Consider the patient who arrives late to an appointment. Do you immediately assume he is inconsiderate, unreliable, and just plain rude, or do you assume he made every effort to get there on time but circumstances beyond his control got in his way?

Maybe he was involved in an accident. Maybe he stopped to help someone in an accident. That little bit of narrative will absolutely affect your interactions with him and if you choose to be annoyed instead of gracious, he will sense it.
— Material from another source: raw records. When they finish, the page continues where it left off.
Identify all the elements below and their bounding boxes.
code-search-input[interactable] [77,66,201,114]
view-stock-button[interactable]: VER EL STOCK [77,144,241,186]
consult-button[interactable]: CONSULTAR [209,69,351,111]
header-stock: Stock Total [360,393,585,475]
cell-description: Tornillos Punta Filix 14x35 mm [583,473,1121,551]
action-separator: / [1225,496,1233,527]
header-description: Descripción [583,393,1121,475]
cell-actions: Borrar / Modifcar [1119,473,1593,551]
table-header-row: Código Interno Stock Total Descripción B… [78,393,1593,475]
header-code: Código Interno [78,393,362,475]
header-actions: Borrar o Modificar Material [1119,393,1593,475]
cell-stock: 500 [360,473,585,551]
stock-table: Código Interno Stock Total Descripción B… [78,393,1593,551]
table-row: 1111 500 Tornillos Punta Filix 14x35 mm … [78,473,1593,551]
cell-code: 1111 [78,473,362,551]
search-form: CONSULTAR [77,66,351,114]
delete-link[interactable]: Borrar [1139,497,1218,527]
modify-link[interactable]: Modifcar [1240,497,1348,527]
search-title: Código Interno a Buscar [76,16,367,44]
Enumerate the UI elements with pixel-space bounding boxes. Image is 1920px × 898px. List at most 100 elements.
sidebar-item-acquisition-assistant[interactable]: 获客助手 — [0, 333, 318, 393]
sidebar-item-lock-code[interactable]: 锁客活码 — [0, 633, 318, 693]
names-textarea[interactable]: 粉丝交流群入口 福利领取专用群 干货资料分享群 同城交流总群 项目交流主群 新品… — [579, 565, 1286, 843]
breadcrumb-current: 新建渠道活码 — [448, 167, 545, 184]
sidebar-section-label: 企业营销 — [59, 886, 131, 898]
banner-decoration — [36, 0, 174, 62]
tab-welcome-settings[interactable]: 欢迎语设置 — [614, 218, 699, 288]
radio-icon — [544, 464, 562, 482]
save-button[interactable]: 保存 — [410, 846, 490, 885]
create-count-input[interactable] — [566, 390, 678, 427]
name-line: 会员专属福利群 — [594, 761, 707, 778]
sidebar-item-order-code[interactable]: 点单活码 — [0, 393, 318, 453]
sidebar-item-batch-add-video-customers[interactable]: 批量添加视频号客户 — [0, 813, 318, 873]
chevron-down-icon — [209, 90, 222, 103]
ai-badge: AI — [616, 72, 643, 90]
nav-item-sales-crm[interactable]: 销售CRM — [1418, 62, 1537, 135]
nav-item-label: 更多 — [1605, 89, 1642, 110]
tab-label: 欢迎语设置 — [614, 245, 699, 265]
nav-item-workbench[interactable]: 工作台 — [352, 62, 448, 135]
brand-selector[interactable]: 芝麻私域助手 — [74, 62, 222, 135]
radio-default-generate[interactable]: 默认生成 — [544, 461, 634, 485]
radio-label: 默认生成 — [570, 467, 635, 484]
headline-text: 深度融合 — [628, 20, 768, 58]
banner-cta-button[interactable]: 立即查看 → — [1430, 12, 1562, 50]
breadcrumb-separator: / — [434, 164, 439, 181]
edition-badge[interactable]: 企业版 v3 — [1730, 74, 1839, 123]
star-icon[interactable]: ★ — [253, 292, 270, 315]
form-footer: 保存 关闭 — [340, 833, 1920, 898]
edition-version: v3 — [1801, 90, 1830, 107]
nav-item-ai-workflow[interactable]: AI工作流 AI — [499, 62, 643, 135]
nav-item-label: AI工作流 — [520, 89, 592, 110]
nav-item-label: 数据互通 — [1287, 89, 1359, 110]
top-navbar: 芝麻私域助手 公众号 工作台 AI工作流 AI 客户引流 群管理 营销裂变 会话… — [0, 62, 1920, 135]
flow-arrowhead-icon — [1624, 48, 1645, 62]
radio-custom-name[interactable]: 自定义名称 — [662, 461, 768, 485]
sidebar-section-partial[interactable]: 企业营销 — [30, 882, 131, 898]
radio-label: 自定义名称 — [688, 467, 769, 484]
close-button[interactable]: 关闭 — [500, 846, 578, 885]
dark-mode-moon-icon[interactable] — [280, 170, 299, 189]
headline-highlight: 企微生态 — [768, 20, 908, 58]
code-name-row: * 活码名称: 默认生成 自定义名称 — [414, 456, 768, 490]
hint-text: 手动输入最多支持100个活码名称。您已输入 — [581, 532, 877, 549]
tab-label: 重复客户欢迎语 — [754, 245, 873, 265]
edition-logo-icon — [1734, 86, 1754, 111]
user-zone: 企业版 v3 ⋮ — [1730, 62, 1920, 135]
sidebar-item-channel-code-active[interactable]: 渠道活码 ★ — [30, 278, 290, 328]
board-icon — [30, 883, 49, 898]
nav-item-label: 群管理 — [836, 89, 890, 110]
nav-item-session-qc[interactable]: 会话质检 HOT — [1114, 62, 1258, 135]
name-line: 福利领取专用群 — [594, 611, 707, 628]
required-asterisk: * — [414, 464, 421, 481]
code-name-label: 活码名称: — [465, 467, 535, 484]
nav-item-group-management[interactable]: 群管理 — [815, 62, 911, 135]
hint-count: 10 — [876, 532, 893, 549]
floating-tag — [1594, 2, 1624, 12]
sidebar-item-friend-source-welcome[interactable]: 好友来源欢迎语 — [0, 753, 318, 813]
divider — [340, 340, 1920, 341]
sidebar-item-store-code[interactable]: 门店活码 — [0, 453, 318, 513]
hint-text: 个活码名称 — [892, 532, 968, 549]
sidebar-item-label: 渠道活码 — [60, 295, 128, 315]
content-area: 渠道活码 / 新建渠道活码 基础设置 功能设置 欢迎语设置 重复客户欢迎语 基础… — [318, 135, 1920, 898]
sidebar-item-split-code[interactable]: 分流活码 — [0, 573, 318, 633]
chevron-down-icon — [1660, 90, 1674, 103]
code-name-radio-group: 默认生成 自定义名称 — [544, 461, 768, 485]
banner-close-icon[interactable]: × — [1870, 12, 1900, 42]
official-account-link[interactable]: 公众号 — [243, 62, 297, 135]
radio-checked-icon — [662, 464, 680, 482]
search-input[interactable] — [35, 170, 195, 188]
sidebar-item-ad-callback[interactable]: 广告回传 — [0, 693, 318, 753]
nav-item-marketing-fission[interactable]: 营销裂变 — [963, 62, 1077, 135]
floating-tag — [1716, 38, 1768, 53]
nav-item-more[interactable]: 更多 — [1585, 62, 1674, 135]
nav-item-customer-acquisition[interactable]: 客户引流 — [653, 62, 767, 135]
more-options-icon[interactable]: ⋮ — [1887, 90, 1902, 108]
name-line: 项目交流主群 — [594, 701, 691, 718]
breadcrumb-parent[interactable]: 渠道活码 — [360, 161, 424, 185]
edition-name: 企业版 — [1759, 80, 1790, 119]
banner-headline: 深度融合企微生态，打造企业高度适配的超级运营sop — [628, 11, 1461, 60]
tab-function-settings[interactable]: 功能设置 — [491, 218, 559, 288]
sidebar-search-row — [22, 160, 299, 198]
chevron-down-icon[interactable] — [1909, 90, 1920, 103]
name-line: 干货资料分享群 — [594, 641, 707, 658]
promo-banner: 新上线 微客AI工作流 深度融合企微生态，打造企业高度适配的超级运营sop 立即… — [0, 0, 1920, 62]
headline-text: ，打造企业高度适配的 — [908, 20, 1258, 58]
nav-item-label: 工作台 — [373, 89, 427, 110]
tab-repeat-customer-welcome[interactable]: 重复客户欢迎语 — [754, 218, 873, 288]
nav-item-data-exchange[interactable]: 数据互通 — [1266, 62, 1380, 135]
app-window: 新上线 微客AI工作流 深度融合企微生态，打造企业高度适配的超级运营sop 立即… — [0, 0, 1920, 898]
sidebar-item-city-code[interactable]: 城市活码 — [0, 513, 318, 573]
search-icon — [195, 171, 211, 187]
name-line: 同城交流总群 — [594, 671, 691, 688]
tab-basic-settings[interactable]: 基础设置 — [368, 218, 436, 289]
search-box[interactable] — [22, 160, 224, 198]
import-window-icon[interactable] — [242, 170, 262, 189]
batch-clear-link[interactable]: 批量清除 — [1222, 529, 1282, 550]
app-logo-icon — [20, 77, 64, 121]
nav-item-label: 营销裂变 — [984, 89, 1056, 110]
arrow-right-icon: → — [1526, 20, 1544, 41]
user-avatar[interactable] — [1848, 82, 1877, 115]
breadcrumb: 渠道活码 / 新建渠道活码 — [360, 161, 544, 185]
Consider, too, the patient that doesn’t lose any weight even after you’ve counseled her, told her that her health problems are only going to get worse. Every time she’s in your office, her test results are more and more of a concern. Blood pressure, cholesterol, kidney and liver function all headed in the wrong direction. She’s clearly not taking your advice. What story are you telling about her? She’s lazy? She doesn’t care about her health? She just won’t put down the bag of chips or box of cookies?

One or more of these may be true, but have you taken a few moments to find out anything about her living conditions, asked about any unresolved trauma, or learned of any family history of addiction?

It’s true we tend to be much more forgiving and gracious when we learn a little bit of the why, or the story behind the story. And although you may never know the actual truth, you can choose to like your patients more when you choose to tell a different story about their behavior.

They will be more likely to open up to you and be honest about their habits when they aren’t sensing your judgement and distain. And when patients like their doctors and feel that their doctors like them, they are more likely to comply with instructions and advice. They may even get healthier. 

If you want to change your patients, start by changing the story you tell yourself about them. Change you.